Not sure how to make the various terminal tackle rigs up? Then cheat!

How? Buy one of each sort that you'll be likely to use from your tackle supplier - and copy them shamelessly.

These are the main ones for shore fishing with bait:~

  • The Running Ledger Rig, made up with a flowing trace of a length appropriate to the strength of the tide and equipped with one, two or three hooks.
  • The Flapper or Paternoster Rig, usually made up with three hooks on snoods (or droppers) formed by cut snood loops, three-way swivels or beads and crimps.
  • The Pulley Rig, designed for fishing over rough ground.
  • The Rotten Bottom Rig, for fishing over rough ground providing you're willing to sacrifice your sinker if you get hung up.
  • The Float Fishing Rig.

For better bait presentation, make use of the two-hook Pennel Rig for larger baits.

Two of the knots you'll definitely need to know if you're to make up these shore fishing rigs successfully are the Uni-Knot and the Dropper Loop.


All the Other Stuff ...

How much shore fishing equipment you need to lug around depends on your chosen technique.
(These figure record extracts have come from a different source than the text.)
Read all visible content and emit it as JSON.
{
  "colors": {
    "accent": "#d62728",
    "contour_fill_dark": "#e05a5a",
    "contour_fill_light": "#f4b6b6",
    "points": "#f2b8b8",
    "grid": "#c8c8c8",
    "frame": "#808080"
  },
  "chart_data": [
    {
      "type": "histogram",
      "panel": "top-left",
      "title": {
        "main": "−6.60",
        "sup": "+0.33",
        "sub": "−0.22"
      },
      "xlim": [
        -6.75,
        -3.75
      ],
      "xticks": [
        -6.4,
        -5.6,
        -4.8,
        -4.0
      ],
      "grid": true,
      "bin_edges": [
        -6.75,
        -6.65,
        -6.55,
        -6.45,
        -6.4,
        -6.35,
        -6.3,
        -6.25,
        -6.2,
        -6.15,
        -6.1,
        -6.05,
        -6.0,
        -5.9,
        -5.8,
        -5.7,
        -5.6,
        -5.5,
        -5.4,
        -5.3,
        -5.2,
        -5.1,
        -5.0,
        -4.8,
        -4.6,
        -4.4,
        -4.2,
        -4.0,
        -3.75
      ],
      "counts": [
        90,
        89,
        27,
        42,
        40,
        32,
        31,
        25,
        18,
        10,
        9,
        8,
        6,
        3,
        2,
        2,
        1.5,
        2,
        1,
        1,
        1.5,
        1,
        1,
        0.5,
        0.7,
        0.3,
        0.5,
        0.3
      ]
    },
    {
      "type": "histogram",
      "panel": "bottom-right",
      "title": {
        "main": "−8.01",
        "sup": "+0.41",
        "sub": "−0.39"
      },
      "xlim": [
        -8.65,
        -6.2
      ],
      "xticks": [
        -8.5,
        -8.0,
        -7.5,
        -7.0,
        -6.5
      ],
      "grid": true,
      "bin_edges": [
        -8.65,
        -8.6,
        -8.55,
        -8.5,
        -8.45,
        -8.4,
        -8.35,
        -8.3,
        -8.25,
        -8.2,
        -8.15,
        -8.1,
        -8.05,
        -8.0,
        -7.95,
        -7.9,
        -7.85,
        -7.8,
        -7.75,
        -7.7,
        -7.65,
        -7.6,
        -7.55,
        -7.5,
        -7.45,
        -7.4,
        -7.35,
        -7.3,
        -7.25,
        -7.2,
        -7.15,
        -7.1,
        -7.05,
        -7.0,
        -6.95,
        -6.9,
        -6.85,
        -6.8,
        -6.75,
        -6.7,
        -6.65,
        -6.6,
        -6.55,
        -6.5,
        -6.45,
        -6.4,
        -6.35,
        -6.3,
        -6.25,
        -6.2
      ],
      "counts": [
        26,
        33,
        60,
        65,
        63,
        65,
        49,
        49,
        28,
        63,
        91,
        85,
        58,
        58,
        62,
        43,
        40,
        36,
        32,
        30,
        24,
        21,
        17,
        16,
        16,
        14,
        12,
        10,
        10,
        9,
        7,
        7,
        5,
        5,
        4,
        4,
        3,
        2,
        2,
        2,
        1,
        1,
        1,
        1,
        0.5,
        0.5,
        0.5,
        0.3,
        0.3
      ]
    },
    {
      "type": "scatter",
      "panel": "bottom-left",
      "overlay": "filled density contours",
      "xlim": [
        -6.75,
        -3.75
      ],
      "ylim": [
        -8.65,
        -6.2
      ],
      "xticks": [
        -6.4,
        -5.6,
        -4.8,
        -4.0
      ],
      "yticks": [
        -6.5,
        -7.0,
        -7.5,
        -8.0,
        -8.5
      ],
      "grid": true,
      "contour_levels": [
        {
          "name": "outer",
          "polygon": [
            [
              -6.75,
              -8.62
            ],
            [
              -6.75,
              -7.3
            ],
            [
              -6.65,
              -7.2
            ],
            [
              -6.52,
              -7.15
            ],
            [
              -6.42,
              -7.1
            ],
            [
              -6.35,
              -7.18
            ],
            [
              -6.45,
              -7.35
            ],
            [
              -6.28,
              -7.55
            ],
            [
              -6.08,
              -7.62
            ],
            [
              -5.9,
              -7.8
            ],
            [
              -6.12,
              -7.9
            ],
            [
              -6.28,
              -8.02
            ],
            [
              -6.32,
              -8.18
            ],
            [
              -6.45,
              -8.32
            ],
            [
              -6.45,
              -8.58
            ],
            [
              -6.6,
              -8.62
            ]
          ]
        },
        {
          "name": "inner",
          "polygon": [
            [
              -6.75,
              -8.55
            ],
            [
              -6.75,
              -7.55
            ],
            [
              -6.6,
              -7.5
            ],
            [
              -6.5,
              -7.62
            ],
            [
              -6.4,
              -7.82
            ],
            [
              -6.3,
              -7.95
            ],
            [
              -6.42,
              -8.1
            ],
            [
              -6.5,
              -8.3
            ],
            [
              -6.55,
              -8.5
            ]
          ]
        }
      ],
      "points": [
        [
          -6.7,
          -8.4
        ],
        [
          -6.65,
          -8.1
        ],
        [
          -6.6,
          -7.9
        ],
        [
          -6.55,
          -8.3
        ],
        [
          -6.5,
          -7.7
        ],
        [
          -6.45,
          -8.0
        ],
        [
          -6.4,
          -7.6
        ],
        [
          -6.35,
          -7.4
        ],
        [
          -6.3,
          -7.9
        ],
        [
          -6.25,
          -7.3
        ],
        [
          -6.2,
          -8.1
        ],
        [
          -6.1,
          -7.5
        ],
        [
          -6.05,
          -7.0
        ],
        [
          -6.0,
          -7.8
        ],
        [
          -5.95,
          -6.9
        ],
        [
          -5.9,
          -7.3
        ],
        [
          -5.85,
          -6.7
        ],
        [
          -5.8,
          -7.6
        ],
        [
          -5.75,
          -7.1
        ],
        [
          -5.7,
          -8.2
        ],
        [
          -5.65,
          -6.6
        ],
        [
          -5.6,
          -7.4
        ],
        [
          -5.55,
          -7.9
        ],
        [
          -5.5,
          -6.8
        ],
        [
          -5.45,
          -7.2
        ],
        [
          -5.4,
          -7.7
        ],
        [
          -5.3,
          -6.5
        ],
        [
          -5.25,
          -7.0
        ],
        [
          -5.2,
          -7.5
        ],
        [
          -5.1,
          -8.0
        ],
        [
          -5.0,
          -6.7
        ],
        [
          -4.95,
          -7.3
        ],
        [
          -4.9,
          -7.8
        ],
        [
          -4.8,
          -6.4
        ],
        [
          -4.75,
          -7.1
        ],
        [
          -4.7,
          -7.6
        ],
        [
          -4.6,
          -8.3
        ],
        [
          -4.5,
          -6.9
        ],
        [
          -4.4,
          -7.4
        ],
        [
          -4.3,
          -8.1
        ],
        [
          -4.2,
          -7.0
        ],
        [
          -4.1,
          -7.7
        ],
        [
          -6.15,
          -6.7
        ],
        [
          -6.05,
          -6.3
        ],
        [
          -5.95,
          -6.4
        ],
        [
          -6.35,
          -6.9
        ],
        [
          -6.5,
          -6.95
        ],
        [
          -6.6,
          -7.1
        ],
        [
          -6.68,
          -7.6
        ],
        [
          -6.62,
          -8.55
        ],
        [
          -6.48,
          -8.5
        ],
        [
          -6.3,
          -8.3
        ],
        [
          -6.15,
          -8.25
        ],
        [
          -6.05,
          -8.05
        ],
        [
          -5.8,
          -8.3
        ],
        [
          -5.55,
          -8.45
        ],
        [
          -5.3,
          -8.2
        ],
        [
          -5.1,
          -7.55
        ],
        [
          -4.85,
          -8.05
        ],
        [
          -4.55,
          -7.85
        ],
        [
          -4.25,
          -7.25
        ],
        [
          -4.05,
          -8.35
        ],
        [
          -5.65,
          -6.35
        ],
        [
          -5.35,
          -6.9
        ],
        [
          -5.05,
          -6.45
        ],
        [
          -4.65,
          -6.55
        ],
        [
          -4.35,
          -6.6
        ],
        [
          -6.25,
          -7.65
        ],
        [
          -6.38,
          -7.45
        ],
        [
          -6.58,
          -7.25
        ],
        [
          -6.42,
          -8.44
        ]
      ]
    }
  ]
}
For example, you could:~

  • travel light with a lure casting outfit, carrying everything else you may need in a tackle bag, or
  • load yourself down with a couple of surf rods, a rod rest, a shelter etc with all the rest of the paraphernalia in a large tack box-cum-seat.

My guess is that this latter approach will leave you fairly static on the shore, and probably not too far from where you parked the car!